By focusing solely on composition, Schubert became the father of the German romantic Lied with his first masterpiece, Gretchen am Spinnrade D118, created in 1814. Goethe, Rückert, Shakespeare and Wilhelm Müller were his favourite poets for the composition of his 600 Lieder. Admired by a certain elite and having become accustomed to private musical evenings referred to as “Schubertiades”, Schubert gave his only public concert in Vienna just a few months before his death.

La Folle Journée 1996
BEETHOVEN
“Music is a high revelation than all wisdom and all philosophy” Ludwig van Beethoven
On 10th and 11th February 1996, La Folle Journée celebrated the life of the great composer, Beethoven, with a series of concerts, exhibitions, conferences, videos and films.
German composer and pianist, Beethoven was born in 1770 in Bonn, Germany. Representative of Viennese classicism, this great composer was inspired by the Romantic style and influenced western music for a large part of the 19th century.
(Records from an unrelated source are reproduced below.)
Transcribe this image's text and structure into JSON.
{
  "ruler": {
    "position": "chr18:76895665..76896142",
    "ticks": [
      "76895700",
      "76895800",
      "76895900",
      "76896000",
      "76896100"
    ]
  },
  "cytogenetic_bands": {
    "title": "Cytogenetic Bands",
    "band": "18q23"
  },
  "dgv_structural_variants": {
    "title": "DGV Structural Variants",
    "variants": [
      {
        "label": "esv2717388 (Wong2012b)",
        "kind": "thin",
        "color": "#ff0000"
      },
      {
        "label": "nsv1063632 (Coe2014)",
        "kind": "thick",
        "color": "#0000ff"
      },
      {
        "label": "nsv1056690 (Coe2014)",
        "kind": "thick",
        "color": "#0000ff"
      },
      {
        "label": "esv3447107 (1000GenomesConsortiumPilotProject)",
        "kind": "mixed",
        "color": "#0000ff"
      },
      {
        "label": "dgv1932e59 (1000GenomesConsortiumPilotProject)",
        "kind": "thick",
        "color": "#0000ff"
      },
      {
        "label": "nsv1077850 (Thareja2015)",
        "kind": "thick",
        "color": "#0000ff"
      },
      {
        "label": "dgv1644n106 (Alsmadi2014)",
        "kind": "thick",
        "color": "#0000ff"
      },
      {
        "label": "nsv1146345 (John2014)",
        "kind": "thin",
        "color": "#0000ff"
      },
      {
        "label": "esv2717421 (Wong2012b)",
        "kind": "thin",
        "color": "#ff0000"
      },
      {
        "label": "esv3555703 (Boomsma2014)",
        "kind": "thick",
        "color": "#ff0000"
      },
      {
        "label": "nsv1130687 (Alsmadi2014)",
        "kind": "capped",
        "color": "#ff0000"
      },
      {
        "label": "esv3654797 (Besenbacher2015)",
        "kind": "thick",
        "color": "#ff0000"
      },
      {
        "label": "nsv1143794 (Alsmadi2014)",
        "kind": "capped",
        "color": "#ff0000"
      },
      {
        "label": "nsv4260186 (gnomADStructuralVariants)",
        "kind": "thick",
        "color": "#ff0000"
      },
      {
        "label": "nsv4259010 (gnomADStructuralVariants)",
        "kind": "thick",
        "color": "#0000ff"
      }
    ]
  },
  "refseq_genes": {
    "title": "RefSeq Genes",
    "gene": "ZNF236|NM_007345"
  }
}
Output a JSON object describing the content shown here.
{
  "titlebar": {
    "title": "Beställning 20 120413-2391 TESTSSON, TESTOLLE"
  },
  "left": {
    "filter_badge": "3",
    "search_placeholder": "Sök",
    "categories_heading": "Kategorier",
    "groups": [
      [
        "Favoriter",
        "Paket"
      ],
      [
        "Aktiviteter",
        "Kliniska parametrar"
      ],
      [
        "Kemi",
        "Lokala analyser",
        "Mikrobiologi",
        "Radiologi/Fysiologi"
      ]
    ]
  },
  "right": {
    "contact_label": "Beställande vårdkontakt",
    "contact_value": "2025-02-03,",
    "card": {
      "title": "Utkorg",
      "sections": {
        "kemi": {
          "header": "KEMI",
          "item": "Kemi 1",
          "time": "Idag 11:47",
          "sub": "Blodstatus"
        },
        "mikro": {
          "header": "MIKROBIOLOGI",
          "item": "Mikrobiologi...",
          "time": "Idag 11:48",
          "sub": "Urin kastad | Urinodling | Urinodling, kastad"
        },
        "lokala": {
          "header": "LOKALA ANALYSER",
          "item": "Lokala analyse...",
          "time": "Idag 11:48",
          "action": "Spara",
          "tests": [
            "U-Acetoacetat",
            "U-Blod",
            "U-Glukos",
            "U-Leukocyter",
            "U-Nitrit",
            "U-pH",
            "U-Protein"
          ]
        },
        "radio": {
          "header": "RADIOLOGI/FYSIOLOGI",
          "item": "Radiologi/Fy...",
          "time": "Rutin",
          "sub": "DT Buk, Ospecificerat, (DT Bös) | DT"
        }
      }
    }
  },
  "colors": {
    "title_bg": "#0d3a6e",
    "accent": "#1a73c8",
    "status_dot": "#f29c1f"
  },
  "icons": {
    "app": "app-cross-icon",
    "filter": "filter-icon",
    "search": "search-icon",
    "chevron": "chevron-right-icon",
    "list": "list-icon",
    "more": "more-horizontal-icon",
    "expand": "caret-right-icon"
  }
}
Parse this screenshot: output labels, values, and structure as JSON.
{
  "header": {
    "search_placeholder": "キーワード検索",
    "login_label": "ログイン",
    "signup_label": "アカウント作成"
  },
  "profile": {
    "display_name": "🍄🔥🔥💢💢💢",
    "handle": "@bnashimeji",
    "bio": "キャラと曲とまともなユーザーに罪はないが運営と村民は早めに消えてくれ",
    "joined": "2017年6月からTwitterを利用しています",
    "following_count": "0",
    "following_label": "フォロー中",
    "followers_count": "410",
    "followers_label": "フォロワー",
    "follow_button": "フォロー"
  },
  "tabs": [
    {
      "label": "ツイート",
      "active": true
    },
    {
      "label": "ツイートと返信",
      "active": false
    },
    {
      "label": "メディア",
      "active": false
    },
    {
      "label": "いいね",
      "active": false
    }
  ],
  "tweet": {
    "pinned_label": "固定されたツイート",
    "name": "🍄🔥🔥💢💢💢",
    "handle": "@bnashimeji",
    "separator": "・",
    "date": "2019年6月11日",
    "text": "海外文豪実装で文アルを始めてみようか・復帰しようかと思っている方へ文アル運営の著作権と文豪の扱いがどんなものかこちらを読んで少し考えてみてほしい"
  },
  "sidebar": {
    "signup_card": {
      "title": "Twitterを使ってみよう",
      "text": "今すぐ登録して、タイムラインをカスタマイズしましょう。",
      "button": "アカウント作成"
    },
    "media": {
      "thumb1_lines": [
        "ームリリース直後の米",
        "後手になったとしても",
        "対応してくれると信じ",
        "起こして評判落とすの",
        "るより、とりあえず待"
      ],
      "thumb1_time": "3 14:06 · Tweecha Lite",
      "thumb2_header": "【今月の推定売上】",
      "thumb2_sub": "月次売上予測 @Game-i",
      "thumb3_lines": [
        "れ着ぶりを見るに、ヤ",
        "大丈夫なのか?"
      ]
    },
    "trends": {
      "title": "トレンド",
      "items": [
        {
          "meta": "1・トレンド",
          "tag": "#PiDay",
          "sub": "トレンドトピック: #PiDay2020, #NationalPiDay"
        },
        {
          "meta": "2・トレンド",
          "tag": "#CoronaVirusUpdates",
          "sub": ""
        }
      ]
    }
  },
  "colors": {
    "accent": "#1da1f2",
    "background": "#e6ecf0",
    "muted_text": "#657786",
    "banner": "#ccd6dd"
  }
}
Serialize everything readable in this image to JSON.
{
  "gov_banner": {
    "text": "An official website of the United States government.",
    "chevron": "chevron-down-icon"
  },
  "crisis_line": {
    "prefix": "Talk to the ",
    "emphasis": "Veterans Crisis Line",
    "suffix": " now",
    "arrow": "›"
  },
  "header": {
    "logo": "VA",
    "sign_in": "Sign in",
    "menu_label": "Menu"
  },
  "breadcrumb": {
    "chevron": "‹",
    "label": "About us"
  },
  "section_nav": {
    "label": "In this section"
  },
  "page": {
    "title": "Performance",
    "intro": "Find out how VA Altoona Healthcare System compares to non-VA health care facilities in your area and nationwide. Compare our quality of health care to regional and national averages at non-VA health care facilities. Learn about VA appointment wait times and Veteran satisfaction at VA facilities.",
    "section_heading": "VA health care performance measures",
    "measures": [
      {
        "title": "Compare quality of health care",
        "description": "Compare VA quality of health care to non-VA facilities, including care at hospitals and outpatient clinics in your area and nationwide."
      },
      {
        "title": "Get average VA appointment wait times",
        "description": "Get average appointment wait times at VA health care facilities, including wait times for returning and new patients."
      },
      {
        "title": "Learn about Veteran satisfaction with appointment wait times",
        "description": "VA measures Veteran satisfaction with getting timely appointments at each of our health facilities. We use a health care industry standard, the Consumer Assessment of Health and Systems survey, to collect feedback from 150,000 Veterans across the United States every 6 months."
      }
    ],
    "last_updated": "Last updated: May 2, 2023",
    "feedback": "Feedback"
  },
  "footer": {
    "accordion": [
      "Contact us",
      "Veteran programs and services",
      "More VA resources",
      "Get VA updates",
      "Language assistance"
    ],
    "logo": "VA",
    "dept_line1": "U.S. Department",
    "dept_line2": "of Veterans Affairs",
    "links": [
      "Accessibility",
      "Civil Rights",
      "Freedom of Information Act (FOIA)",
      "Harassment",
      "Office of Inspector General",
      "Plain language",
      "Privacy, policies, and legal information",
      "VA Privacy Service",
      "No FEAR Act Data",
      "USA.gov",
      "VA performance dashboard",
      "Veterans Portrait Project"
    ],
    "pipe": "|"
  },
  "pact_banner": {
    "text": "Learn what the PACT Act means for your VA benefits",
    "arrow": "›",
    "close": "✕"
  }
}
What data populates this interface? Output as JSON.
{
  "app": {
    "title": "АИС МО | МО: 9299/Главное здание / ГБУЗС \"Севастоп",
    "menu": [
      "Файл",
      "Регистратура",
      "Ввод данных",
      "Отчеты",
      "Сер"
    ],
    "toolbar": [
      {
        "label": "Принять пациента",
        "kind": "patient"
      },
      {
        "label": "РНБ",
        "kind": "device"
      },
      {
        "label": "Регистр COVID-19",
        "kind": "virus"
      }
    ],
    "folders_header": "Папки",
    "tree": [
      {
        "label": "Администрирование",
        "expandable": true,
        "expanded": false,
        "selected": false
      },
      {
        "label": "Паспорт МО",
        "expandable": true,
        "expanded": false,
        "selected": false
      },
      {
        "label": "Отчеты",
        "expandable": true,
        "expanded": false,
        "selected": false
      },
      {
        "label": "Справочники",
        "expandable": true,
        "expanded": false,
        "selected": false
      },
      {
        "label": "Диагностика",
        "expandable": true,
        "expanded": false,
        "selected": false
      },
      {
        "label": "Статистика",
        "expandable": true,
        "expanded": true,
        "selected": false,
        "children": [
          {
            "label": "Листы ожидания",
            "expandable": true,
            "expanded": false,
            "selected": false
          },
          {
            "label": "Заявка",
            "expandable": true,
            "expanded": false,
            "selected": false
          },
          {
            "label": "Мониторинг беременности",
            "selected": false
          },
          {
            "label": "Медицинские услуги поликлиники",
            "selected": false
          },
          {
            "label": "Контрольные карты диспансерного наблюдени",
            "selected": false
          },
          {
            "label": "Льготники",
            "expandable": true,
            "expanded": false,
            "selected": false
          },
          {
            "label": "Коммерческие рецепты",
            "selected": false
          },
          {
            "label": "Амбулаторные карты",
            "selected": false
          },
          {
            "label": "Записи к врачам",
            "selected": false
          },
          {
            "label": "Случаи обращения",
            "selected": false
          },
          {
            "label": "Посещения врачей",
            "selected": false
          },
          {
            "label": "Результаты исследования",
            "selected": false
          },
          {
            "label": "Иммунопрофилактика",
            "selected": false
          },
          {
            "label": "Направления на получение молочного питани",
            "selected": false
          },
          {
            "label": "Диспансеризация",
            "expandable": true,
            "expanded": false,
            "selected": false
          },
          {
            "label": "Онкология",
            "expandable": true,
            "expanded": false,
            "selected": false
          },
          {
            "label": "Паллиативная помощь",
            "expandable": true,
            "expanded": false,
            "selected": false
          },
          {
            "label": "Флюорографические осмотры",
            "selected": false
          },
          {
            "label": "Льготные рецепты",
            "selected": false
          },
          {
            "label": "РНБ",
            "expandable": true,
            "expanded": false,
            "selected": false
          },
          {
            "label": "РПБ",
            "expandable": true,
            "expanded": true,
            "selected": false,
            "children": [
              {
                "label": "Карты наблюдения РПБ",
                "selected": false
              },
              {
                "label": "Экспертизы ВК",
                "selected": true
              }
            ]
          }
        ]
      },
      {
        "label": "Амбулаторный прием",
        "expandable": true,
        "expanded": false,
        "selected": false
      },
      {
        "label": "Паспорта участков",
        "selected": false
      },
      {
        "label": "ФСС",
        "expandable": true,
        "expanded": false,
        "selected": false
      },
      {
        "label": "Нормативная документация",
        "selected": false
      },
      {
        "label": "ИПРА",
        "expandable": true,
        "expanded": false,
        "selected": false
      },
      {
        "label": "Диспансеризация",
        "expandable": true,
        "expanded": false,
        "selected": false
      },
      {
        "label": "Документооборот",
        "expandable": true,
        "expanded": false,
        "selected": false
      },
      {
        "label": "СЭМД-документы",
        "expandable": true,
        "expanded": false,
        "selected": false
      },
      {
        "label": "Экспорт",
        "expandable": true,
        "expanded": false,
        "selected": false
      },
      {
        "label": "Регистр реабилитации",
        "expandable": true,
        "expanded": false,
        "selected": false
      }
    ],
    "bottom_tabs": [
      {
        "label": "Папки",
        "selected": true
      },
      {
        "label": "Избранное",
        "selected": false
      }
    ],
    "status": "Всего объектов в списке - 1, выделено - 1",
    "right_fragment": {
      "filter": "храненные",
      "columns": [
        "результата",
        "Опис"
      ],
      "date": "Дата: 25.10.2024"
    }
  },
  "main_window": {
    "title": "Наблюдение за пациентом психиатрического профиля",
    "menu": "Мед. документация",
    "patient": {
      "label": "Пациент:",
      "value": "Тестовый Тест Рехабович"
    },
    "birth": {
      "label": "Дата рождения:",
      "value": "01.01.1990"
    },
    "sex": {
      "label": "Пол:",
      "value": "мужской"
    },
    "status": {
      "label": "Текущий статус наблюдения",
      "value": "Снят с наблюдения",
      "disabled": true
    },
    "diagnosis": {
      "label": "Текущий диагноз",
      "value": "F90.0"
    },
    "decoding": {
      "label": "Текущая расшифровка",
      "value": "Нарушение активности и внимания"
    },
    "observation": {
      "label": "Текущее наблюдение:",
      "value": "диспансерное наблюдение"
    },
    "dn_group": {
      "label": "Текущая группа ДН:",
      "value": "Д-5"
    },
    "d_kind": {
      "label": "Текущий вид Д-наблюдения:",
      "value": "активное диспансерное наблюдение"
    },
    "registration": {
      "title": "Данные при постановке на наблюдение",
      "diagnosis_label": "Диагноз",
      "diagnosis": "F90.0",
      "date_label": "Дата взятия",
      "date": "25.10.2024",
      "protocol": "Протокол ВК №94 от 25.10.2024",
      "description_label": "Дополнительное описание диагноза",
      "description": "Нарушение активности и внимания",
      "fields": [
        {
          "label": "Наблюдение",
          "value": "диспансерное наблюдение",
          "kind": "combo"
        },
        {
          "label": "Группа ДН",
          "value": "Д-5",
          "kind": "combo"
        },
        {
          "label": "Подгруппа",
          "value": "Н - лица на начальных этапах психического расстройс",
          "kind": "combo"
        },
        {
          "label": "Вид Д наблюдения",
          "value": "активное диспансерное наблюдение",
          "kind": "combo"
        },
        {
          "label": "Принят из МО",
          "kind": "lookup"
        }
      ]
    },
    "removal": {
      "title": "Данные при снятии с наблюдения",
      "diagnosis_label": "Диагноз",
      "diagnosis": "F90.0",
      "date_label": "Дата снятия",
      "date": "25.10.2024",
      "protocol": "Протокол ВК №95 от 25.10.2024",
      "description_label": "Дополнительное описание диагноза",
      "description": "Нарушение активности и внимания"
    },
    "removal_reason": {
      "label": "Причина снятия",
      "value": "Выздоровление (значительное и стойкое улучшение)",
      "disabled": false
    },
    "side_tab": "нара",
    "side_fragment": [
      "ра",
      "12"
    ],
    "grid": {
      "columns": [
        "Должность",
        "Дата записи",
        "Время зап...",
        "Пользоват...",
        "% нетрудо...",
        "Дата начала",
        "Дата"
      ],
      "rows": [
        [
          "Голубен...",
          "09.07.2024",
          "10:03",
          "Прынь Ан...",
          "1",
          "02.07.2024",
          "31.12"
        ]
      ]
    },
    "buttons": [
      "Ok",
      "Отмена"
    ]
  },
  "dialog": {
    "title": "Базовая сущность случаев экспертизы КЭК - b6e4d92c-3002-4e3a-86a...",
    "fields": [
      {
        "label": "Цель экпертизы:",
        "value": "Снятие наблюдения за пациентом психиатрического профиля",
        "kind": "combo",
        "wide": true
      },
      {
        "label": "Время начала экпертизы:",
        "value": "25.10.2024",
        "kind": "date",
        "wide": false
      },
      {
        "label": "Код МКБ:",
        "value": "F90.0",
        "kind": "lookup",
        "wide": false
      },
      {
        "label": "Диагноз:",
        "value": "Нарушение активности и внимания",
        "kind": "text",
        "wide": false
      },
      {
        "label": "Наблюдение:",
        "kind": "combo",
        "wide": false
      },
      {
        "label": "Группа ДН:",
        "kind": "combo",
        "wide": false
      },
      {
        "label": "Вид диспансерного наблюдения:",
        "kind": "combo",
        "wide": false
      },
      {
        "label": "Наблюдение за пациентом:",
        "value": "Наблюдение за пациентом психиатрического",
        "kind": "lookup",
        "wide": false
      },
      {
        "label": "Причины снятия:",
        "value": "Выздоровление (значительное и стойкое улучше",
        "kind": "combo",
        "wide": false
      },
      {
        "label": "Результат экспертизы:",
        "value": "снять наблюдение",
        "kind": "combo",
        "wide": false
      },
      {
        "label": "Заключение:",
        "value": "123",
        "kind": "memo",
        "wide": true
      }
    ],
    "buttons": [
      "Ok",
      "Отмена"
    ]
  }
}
His art is expressed in a variety of musical genres, and whilst his Ninth Symphony is the most well-known example of his work and considered to be the principle source of his genius and his reputation, he nonetheless had a huge impact on compositions for piano and chamber music.
He particularly left his mark on three musical genres: the symphony, the quartet and the sonata. The composer knew how to take his music out of the usual classical context by encouraging it to evolve into another form that was better suited to the expression of feeling. His creativity was revealed at a time when Europe was in a state of social and political upheaval, which finally gave rise to democracy. Beethoven performed for the Viennese public for the first time in 1795, which was followed a year later by a series of concerts in Prague, Dresden, Leipzig, Berlin and Budapest... A few years later, affected by deafness, he composed a large part of his works that are the most well-known today: 8 of 9 symphonies, 27 of 32 piano sonatas, 10 sonatas for violin and piano, 5 sonatas for cello and piano...

La Folle Journée 1995
MOZART
“I look for notes that love each other” Wolfgang Amadeus Mozart
For this first edition of the La Folle Journée, the whole of the Cité des Congrès in Nantes transformed itself into Vienna for two days to celebrate the eternal youth of Mozart. This composer, one of the most influential in the history of western music, inspired the concept of this festival and also its name, La Folle Journée, which comes from his famous The Marriage of Figaro.
Mozart was born in Salzburg in January 1756. This great composer of classical music embraced all the musical genres of his era. He was a virtuoso harpsichord and violin player and was successful from an early age. His father, who was an important figure throughout his life, helped him enormously in the development of his outstanding career. He taught him music from a very early age and organised his first public concert. The prodigy performed in numerous European cities and was very soon solicited by the nobility: in Vienna, it was Empress Maria Theresa, in Versailles by the royal family and court and in London by George III.
Mozart composed more than 600 works over 35 years. They bear testimony to his genius, mastery and innovative approach. He handled the concerto, symphony and sonata forms to perfection, and transforming them into the mainstays of classical music. He was also one of the greatest masters of opera.